Giunto alla coffa, regalò il suo
sorriso più piratesco alla vedetta, che scambiando il contorcersi dei tatuaggi
sul suo volto come una maschera di morte, decise di buttarsi di sotto di sua
spontanea iniziativa. Lev rise e saltò a sua volta, riatterrando a poppa;
recuperò il suo arpione, incastrato nel cadavere dell’ex-comandante, ma
l’estrazione gli causò un attimo di distrazione fatale: il primo ufficiale
vibrò un fendente che tagliò in due il busto del demone.
Lev spalancò gli occhi
stupefatto… e il suo corpo tranciato a metà si tramutò in acqua, che si riversò
sulle assi del ponte. L’ufficiale, cinereo in volto, abbassò la sciabola ancora
tremante; cercò di riacquistare il controllo e si volse a dare istruzioni
all’equipaggio: ignaro che, dalla pozza di acqua salata alle sue spalle, un
istante dopo riemerse il Demone del Mare, perfettamente illeso e con un ghigno
poco rassicurante sulle labbra. L’uomo prese fiato per richiamare all’ordine la
ciurma, ma una fulminea fitta al petto lo bloccò: abbassò lo sguardo e si
accorse che all’altezza del proprio sterno spuntava la lama seghettata di un
arpione.
Leviathan ritirò l’arma, e il
corpo senza vita dell’ufficiale crollò ai suoi piedi.
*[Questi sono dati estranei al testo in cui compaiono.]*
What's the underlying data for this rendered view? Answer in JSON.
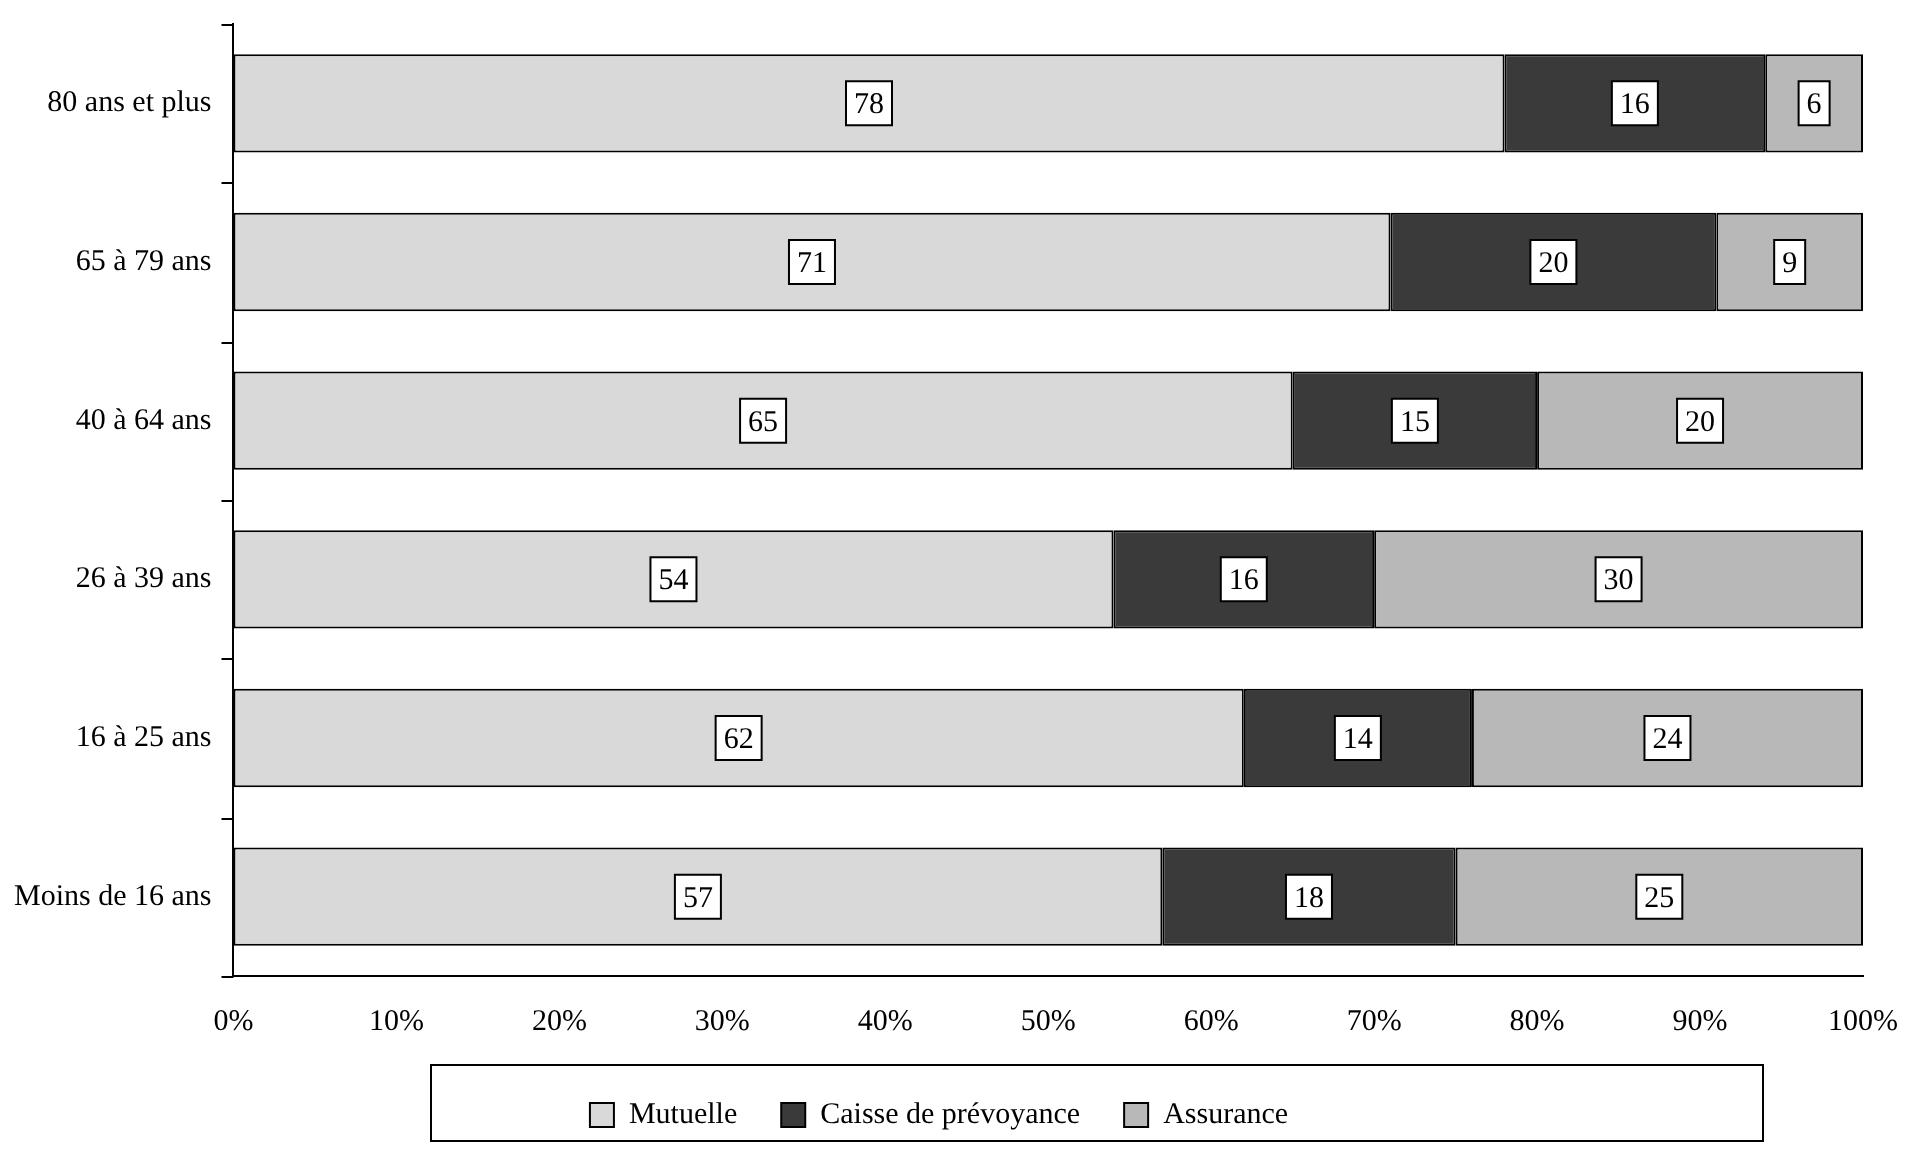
{
  "chart_data": {
    "type": "bar",
    "orientation": "horizontal",
    "stacked": true,
    "categories": [
      "80 ans et plus",
      "65 à 79 ans",
      "40 à 64 ans",
      "26 à 39 ans",
      "16 à 25 ans",
      "Moins de 16 ans"
    ],
    "series": [
      {
        "name": "Mutuelle",
        "color": "#d9d9d9",
        "values": [
          78,
          71,
          65,
          54,
          62,
          57
        ]
      },
      {
        "name": "Caisse de prévoyance",
        "color": "#3a3a3a",
        "values": [
          16,
          20,
          15,
          16,
          14,
          18
        ]
      },
      {
        "name": "Assurance",
        "color": "#b8b8b8",
        "values": [
          6,
          9,
          20,
          30,
          24,
          25
        ]
      }
    ],
    "xlim": [
      0,
      100
    ],
    "xticks": [
      {
        "value": 0,
        "label": "0%"
      },
      {
        "value": 10,
        "label": "10%"
      },
      {
        "value": 20,
        "label": "20%"
      },
      {
        "value": 30,
        "label": "30%"
      },
      {
        "value": 40,
        "label": "40%"
      },
      {
        "value": 50,
        "label": "50%"
      },
      {
        "value": 60,
        "label": "60%"
      },
      {
        "value": 70,
        "label": "70%"
      },
      {
        "value": 80,
        "label": "80%"
      },
      {
        "value": 90,
        "label": "90%"
      },
      {
        "value": 100,
        "label": "100%"
      }
    ],
    "data_labels": true,
    "legend": "bottom",
    "grid": false
  }
}
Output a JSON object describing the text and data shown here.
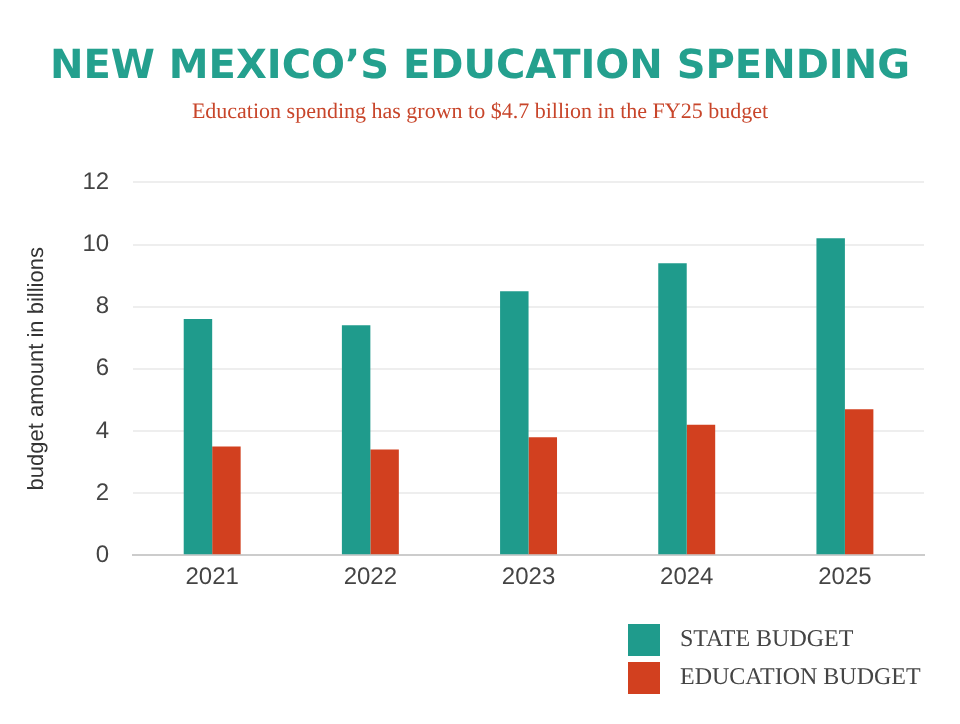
{
  "chart_data": {
    "type": "bar",
    "title": "NEW MEXICO’S EDUCATION SPENDING",
    "subtitle": "Education spending has grown to $4.7 billion in the FY25 budget",
    "ylabel": "budget amount in billions",
    "categories": [
      "2021",
      "2022",
      "2023",
      "2024",
      "2025"
    ],
    "series": [
      {
        "name": "STATE BUDGET",
        "color": "#1f9b8c",
        "values": [
          7.6,
          7.4,
          8.5,
          9.4,
          10.2
        ]
      },
      {
        "name": "EDUCATION BUDGET",
        "color": "#d2401f",
        "values": [
          3.5,
          3.4,
          3.8,
          4.2,
          4.7
        ]
      }
    ],
    "ylim": [
      0,
      12
    ],
    "yticks": [
      0,
      2,
      4,
      6,
      8,
      10,
      12
    ],
    "grid": "y",
    "legend": "bottom right"
  }
}
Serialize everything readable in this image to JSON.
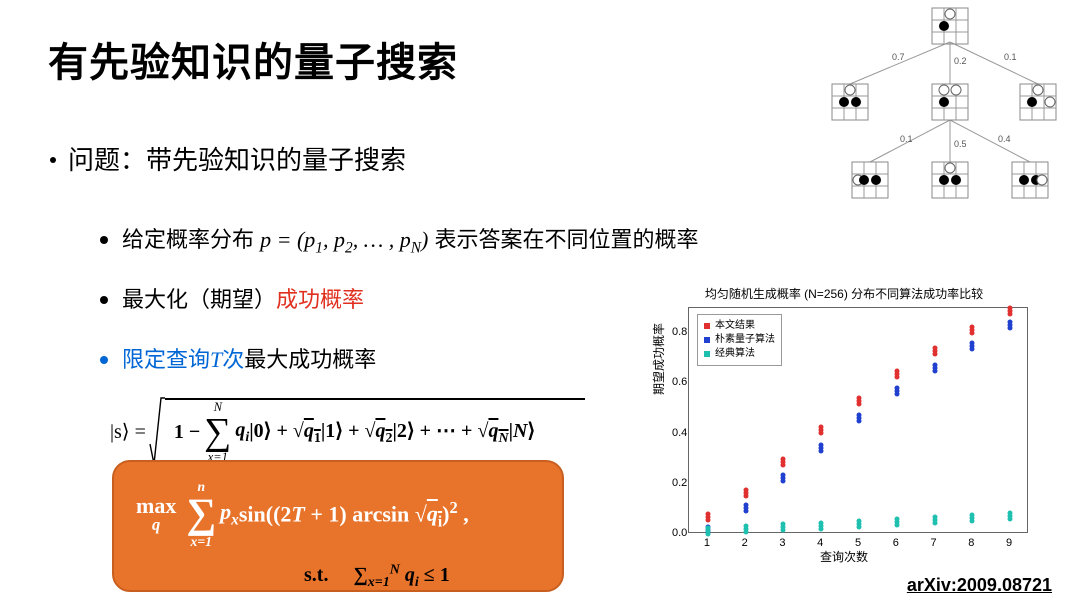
{
  "title": "有先验知识的量子搜索",
  "bullet1": "问题：带先验知识的量子搜索",
  "b2a_pre": "给定概率分布 ",
  "b2a_math": "p = (p₁, p₂, …, p_N)",
  "b2a_post": " 表示答案在不同位置的概率",
  "b2b_pre": "最大化（期望）",
  "b2b_red": "成功概率",
  "b2c_blue": "限定查询T次",
  "b2c_post": "最大成功概率",
  "formula_s_lhs": "|s⟩ = ",
  "formula_s_sum_top": "N",
  "formula_s_sum_bot": "x=1",
  "formula_s_body": "qᵢ |0⟩ + √q₁ |1⟩ + √q₂ |2⟩ + ⋯ + √q_N |N⟩",
  "opt_max": "max",
  "opt_q": "q",
  "opt_sum_top": "n",
  "opt_sum_bot": "x=1",
  "opt_body": "pₓ sin((2T + 1) arcsin √qᵢ)² ,",
  "opt_st": "s.t.",
  "opt_cons": "∑ₓ₌₁ᴺ qᵢ ≤ 1",
  "arxiv": "arXiv:2009.08721",
  "chart": {
    "title": "均匀随机生成概率 (N=256) 分布不同算法成功率比较",
    "ylabel": "期望成功概率",
    "xlabel": "查询次数",
    "ylim": [
      0,
      0.9
    ],
    "yticks": [
      0.0,
      0.2,
      0.4,
      0.6,
      0.8
    ],
    "xticks": [
      1,
      2,
      3,
      4,
      5,
      6,
      7,
      8,
      9
    ],
    "legend": [
      {
        "label": "本文结果",
        "color": "#e03030"
      },
      {
        "label": "朴素量子算法",
        "color": "#2040d0"
      },
      {
        "label": "经典算法",
        "color": "#20c0b0"
      }
    ],
    "series": {
      "ours": {
        "color": "#e03030",
        "y": [
          0.06,
          0.155,
          0.28,
          0.405,
          0.52,
          0.63,
          0.72,
          0.805,
          0.88
        ]
      },
      "naive": {
        "color": "#2040d0",
        "y": [
          0.01,
          0.095,
          0.215,
          0.335,
          0.455,
          0.56,
          0.655,
          0.74,
          0.825
        ]
      },
      "classic": {
        "color": "#20c0b0",
        "y": [
          0.004,
          0.011,
          0.018,
          0.025,
          0.032,
          0.04,
          0.048,
          0.056,
          0.064
        ]
      }
    }
  },
  "tree": {
    "edge_labels": [
      "0.7",
      "0.2",
      "0.1",
      "0.1",
      "0.5",
      "0.4"
    ]
  }
}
Il mazoku dal volto tatuato
rivolse nuovamente il suo miglior sorriso ai marinai che lo fissavano,
pietrificati, prima che le acque intorno alla nave si animassero guidate da una
volontà soprannaturale.
Coloro che morirono subito,
quella notte, potevano definirsi fortunati.
Quando il sole sorse
all’orizzonte rivide la nave, ribattezzata Thalassa,
dirigersi rapidissima verso la costa; nessun equipaggio la manovrava, ma si
scorgeva *qualcosa* di enorme sott’acqua a prua, che trainava l’imbarcazione a
una velocità che nessun mezzo umano poteva raggiungere, sollevando grandi
schizzi di bianca spuma attorno allo scafo.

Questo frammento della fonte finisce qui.